Defoe rechtfertigt geradezu den Kolonialismus. Die Motive von Kannibalismus und Sklaverei in Afrika und Amerika wurden auch bei den aufklärerischen Philosophen seiner Zeit, etwa von Voltaire und Montesquieu, aufgegriffen, jedoch stark hinterfragt. Robinson wird seinem Diener Freitag denn auch «zivilisieren» und christianisieren – ganz im Sinne der kolonialen Legitimation der iberischen Kronen. Doch bald sieht er in ihm auch den Freund und Schicksalsgenossen.

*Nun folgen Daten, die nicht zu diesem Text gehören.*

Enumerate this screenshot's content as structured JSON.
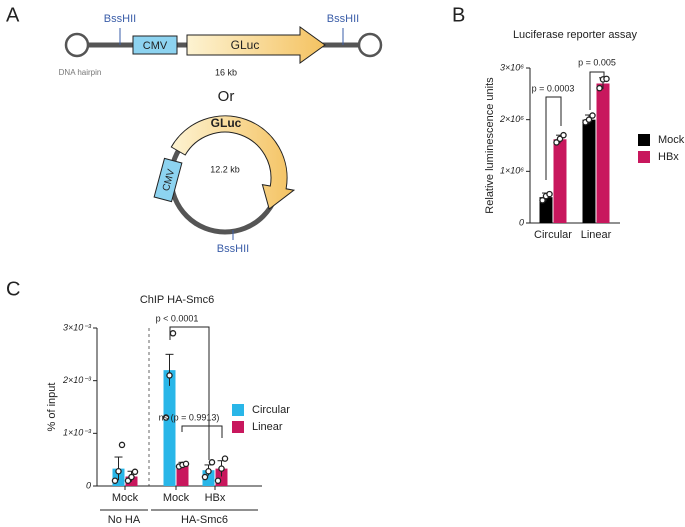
{
  "panel_labels": [
    "A",
    "B",
    "C"
  ],
  "diagram": {
    "linear": {
      "sites": [
        "BssHII",
        "BssHII"
      ],
      "promoter": "CMV",
      "gene": "GLuc",
      "size": "16 kb",
      "hairpin": "DNA hairpin"
    },
    "or": "Or",
    "circular": {
      "promoter": "CMV",
      "gene": "GLuc",
      "size": "12.2 kb",
      "site": "BssHII"
    }
  },
  "chart_data": [
    {
      "type": "bar",
      "title": "Luciferase reporter assay",
      "y_label": "Relative luminescence units",
      "categories": [
        "Circular",
        "Linear"
      ],
      "series": [
        {
          "name": "Mock",
          "color": "#000000",
          "values": [
            500000,
            2000000
          ],
          "errors": [
            80000,
            90000
          ],
          "points": [
            [
              440000,
              520000,
              560000
            ],
            [
              1950000,
              2000000,
              2080000
            ]
          ]
        },
        {
          "name": "HBx",
          "color": "#c8175d",
          "values": [
            1620000,
            2700000
          ],
          "errors": [
            80000,
            110000
          ],
          "points": [
            [
              1560000,
              1630000,
              1700000
            ],
            [
              2610000,
              2780000,
              2790000
            ]
          ]
        }
      ],
      "ylim": [
        0,
        3000000
      ],
      "yticks": [
        0,
        {
          "value": 1000000,
          "label": "1×10⁶"
        },
        {
          "value": 2000000,
          "label": "2×10⁶"
        },
        {
          "value": 3000000,
          "label": "3×10⁶"
        }
      ],
      "annotations": [
        "p = 0.0003",
        "p = 0.005"
      ],
      "legend": "right"
    },
    {
      "type": "bar",
      "title": "ChIP HA-Smc6",
      "y_label": "% of input",
      "categories": [
        "Mock",
        "Mock",
        "HBx"
      ],
      "groups": [
        "No HA",
        "HA-Smc6"
      ],
      "series": [
        {
          "name": "Circular",
          "color": "#29b6e8",
          "values": [
            0.00033,
            0.0022,
            0.0003
          ],
          "errors": [
            0.00022,
            0.0003,
            0.0001
          ],
          "points": [
            [
              0.0001,
              0.00028,
              0.00078
            ],
            [
              0.0013,
              0.0021,
              0.0029
            ],
            [
              0.00017,
              0.00028,
              0.00045
            ]
          ]
        },
        {
          "name": "Linear",
          "color": "#c8175d",
          "values": [
            0.00018,
            0.0004,
            0.00033
          ],
          "errors": [
            0.0001,
            5e-05,
            0.00015
          ],
          "points": [
            [
              0.0001,
              0.00017,
              0.00027
            ],
            [
              0.00037,
              0.0004,
              0.00042
            ],
            [
              0.0001,
              0.00033,
              0.00052
            ]
          ]
        }
      ],
      "ylim": [
        0,
        0.003
      ],
      "yticks": [
        0,
        {
          "value": 0.001,
          "label": "1×10⁻³"
        },
        {
          "value": 0.002,
          "label": "2×10⁻³"
        },
        {
          "value": 0.003,
          "label": "3×10⁻³"
        }
      ],
      "annotations": [
        "p < 0.0001",
        "ns (p = 0.9913)"
      ],
      "legend": "right"
    }
  ]
}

Das Schicksal von Alexander Selkirk
Was hat der Roman mit Chile zu tun? Die Verbindung erklärt sich aus einer historischen Begebenheit: das Schicksal des Schotten Alexander Selcraig (Selkirk, 1676 – 1721), der wegen Meuterei vom Kapitän William Dampier auf der Isla Más a Tierra ausgesetzt wurde und dort die Jahre 1704 bis 1709 verbrachte. Die Rettung aus der Einsamkeit kam mit der Ankunft des Kaperschiffs Duke unter der Leitung des Kapitäns Woodes Rogers.

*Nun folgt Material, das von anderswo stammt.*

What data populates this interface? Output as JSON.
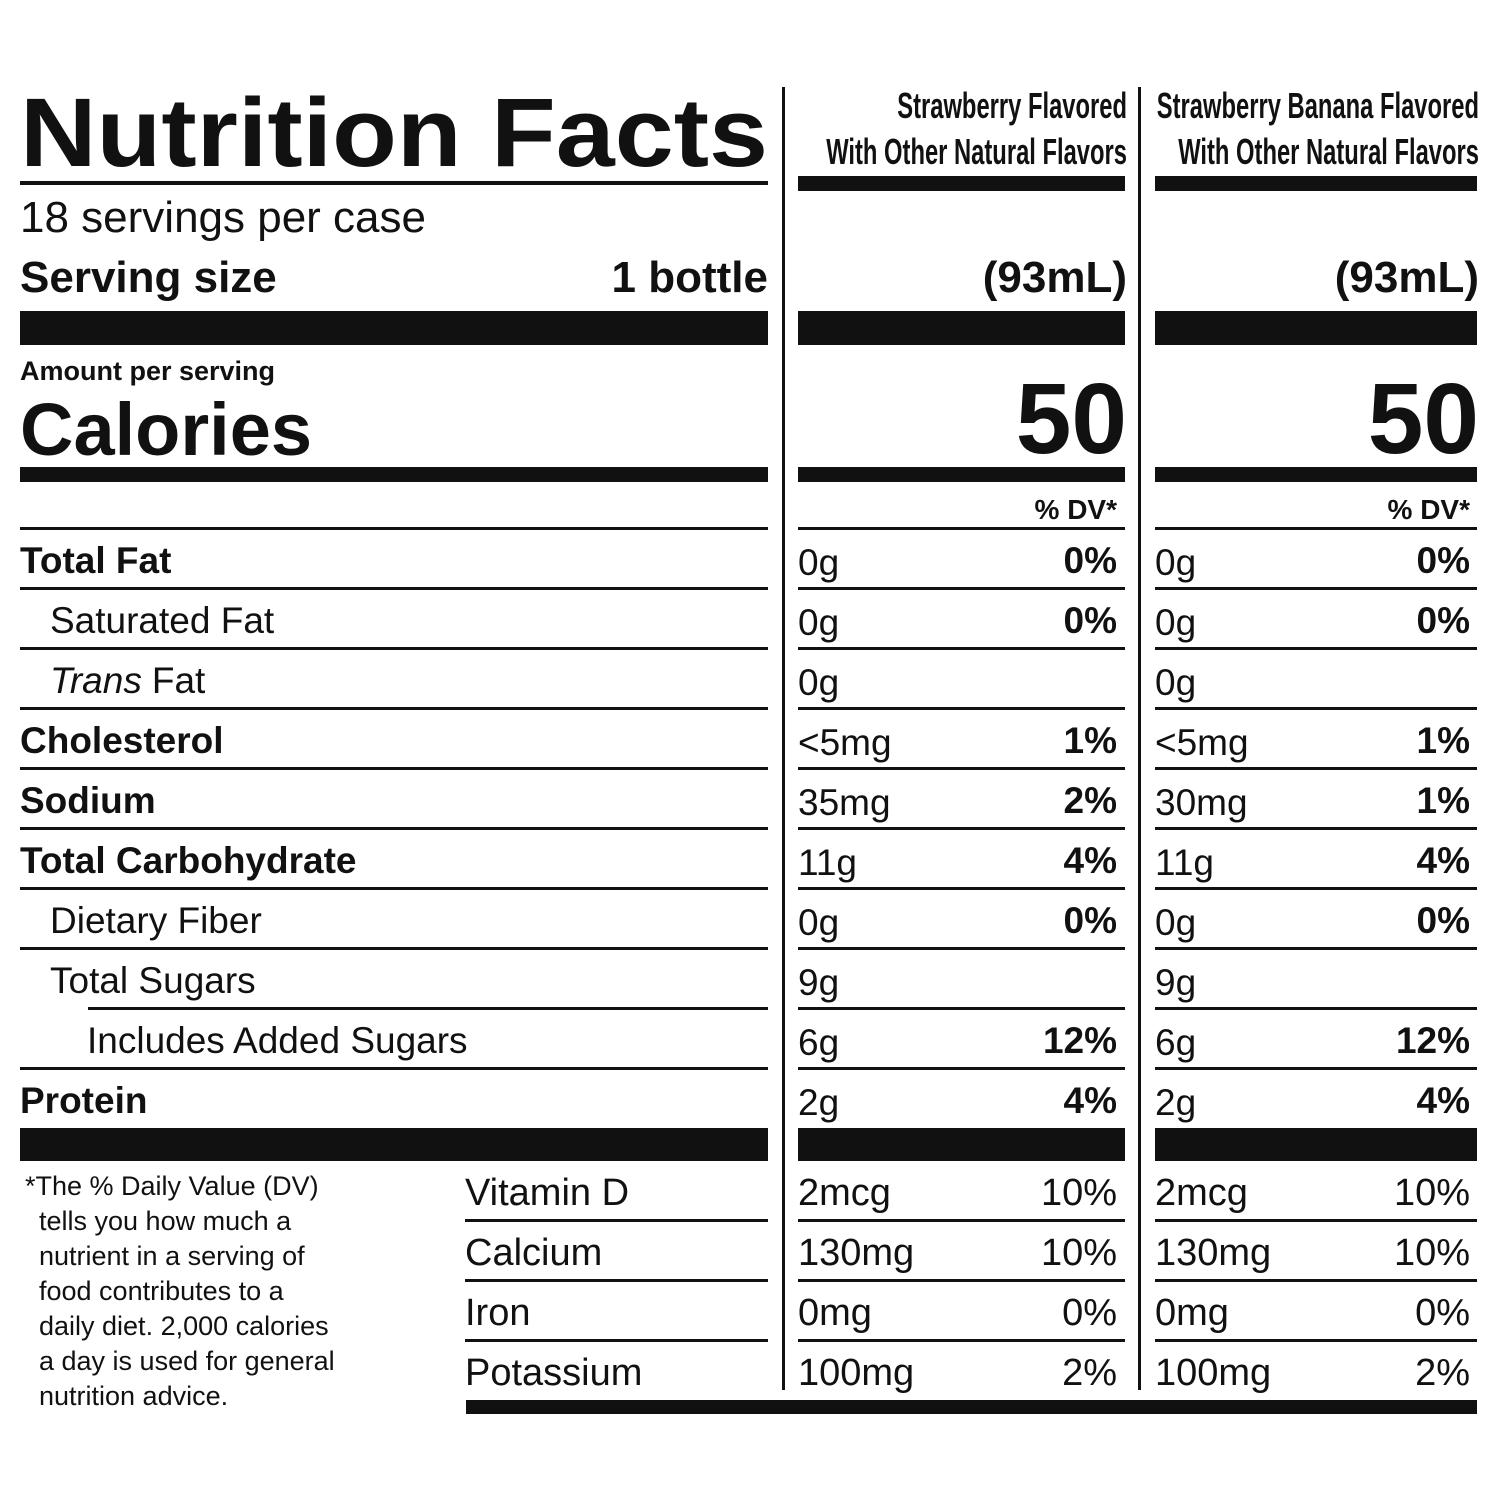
{
  "title": "Nutrition Facts",
  "servings": "18 servings per case",
  "serving_size_label": "Serving size",
  "serving_size_value": "1 bottle",
  "amount_per_serving": "Amount per serving",
  "calories_label": "Calories",
  "nutrients": [
    {
      "label": "Total Fat"
    },
    {
      "label": "Saturated Fat"
    },
    {
      "label_italic": "Trans",
      "label": "Fat"
    },
    {
      "label": "Cholesterol"
    },
    {
      "label": "Sodium"
    },
    {
      "label": "Total Carbohydrate"
    },
    {
      "label": "Dietary Fiber"
    },
    {
      "label": "Total Sugars"
    },
    {
      "label": "Includes Added Sugars"
    },
    {
      "label": "Protein"
    }
  ],
  "footnote": [
    "*The % Daily Value (DV)",
    "tells you how much a",
    "nutrient in a serving of",
    "food contributes to a",
    "daily diet. 2,000 calories",
    "a day is used for general",
    "nutrition advice."
  ],
  "vitamins": [
    "Vitamin D",
    "Calcium",
    "Iron",
    "Potassium"
  ],
  "products": [
    {
      "name": [
        "Strawberry Flavored",
        "With Other Natural Flavors"
      ],
      "serving_size": "(93mL)",
      "calories": 50,
      "dv_header": "% DV*",
      "nutrients": [
        {
          "amount": "0g",
          "dv": "0%"
        },
        {
          "amount": "0g",
          "dv": "0%"
        },
        {
          "amount": "0g"
        },
        {
          "amount": "<5mg",
          "dv": "1%"
        },
        {
          "amount": "35mg",
          "dv": "2%"
        },
        {
          "amount": "11g",
          "dv": "4%"
        },
        {
          "amount": "0g",
          "dv": "0%"
        },
        {
          "amount": "9g"
        },
        {
          "amount": "6g",
          "dv": "12%"
        },
        {
          "amount": "2g",
          "dv": "4%"
        }
      ],
      "vitamins": [
        {
          "amount": "2mcg",
          "dv": "10%"
        },
        {
          "amount": "130mg",
          "dv": "10%"
        },
        {
          "amount": "0mg",
          "dv": "0%"
        },
        {
          "amount": "100mg",
          "dv": "2%"
        }
      ]
    },
    {
      "name": [
        "Strawberry Banana Flavored",
        "With Other Natural Flavors"
      ],
      "serving_size": "(93mL)",
      "calories": 50,
      "dv_header": "% DV*",
      "nutrients": [
        {
          "amount": "0g",
          "dv": "0%"
        },
        {
          "amount": "0g",
          "dv": "0%"
        },
        {
          "amount": "0g"
        },
        {
          "amount": "<5mg",
          "dv": "1%"
        },
        {
          "amount": "30mg",
          "dv": "1%"
        },
        {
          "amount": "11g",
          "dv": "4%"
        },
        {
          "amount": "0g",
          "dv": "0%"
        },
        {
          "amount": "9g"
        },
        {
          "amount": "6g",
          "dv": "12%"
        },
        {
          "amount": "2g",
          "dv": "4%"
        }
      ],
      "vitamins": [
        {
          "amount": "2mcg",
          "dv": "10%"
        },
        {
          "amount": "130mg",
          "dv": "10%"
        },
        {
          "amount": "0mg",
          "dv": "0%"
        },
        {
          "amount": "100mg",
          "dv": "2%"
        }
      ]
    }
  ]
}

Es ist wohl der Bericht Selkirks, der Daniel Defoe inspirierte und damit die Basis seines Romans bildete. Dieser Bericht wurde 1712 im Crusing Voyage des Kapitäns Rogers aufgenommen und erschien dann nochmals 1713 in der von Richard Steele herausgegeben Zeitschrift «The Englishman». Die Suche nach dem Originalbericht (Tagebuch) Selkirks ist bisher gescheitert. Die Vermutung des schottischen Archäologen David Caldwells, es müsse sich in der Berliner Staatsbibliothek befinden, hat sich jedenfalls nicht erwiesen.

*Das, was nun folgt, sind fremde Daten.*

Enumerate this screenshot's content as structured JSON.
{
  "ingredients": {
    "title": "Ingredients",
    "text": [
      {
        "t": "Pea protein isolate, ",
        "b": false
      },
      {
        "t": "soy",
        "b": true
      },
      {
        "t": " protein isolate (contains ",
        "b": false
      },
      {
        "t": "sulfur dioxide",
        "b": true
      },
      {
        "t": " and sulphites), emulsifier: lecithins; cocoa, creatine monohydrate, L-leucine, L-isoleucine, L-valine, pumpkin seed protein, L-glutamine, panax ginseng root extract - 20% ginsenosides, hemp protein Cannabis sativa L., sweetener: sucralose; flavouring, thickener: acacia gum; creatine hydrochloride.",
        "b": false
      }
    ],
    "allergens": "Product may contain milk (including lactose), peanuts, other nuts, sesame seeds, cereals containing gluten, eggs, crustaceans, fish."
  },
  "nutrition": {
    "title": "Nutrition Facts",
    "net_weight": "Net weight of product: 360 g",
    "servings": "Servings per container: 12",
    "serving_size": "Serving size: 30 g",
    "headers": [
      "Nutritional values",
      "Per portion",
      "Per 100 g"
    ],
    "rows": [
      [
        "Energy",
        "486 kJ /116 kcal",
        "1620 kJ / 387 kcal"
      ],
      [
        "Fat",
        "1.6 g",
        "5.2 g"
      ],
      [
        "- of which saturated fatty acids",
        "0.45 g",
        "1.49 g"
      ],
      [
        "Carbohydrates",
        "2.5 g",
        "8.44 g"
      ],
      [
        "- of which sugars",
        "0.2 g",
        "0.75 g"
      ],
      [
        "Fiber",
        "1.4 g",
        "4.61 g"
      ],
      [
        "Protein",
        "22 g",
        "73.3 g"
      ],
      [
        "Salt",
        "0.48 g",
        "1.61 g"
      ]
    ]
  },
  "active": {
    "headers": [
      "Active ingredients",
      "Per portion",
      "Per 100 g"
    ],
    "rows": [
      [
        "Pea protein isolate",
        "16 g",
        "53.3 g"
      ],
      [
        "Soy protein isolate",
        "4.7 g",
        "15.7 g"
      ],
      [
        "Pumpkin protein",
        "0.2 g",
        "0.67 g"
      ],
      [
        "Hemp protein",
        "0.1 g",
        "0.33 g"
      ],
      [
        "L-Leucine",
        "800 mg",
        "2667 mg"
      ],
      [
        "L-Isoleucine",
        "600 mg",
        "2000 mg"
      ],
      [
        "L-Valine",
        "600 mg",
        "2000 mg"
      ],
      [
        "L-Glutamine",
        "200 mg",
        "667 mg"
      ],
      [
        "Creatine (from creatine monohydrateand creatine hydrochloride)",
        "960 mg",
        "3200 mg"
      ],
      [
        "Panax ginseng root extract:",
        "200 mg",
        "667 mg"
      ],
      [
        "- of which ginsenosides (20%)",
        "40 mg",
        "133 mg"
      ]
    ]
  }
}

Suche nach der Behausung von Robinson Crusoe
Caldwell suchte aber nicht nur nach dem «Tagebuch», sondern unternahm 2008 gemeinsam mit dem japanischen Archäologen Daisuke Takahashi eine Grabungsexpedition auf der Suche nach Selkirks Lagerplatz. Tatsächlich fanden sie ein Teil eines Stechzirkels an der vermuteten Stelle, was jedoch von den Kieler Geoarchäologen Andreas Mieth und Hans-Rudolf Bork 2011 in Frage gestellt wurde. Sie wiesen dieses Fundstück eher einem spanischen Stützpunkt zu, statt der Behausung des ausgesetzten Schotten. Ihnen gelang es aber dann, dem Rettungsbericht Selkirks folgend, das tatsächliche Lager mitten im Wald auf der Insel zu ermitteln.
Zwei Inseln des Archipels Juan Fernández wurden 1966 zu Ehren Defoes und Selkirks offiziell umbenannt. Aus der Isla Más a Tierra wurde die Isla Robinson Crusoe – sie zählt heute mehr als 1000 Einwohner – und aus der Isla Más Afuera wurde die Isla Alejandro Selkirk. Somit sind Robinson Crusoe und Alexander Selkirk, Fiktion und Wirklichkeit, in einem «geographischen Gedenken» mit dem Archipel Juan Fernández und damit sogleich mit Chile verewigt.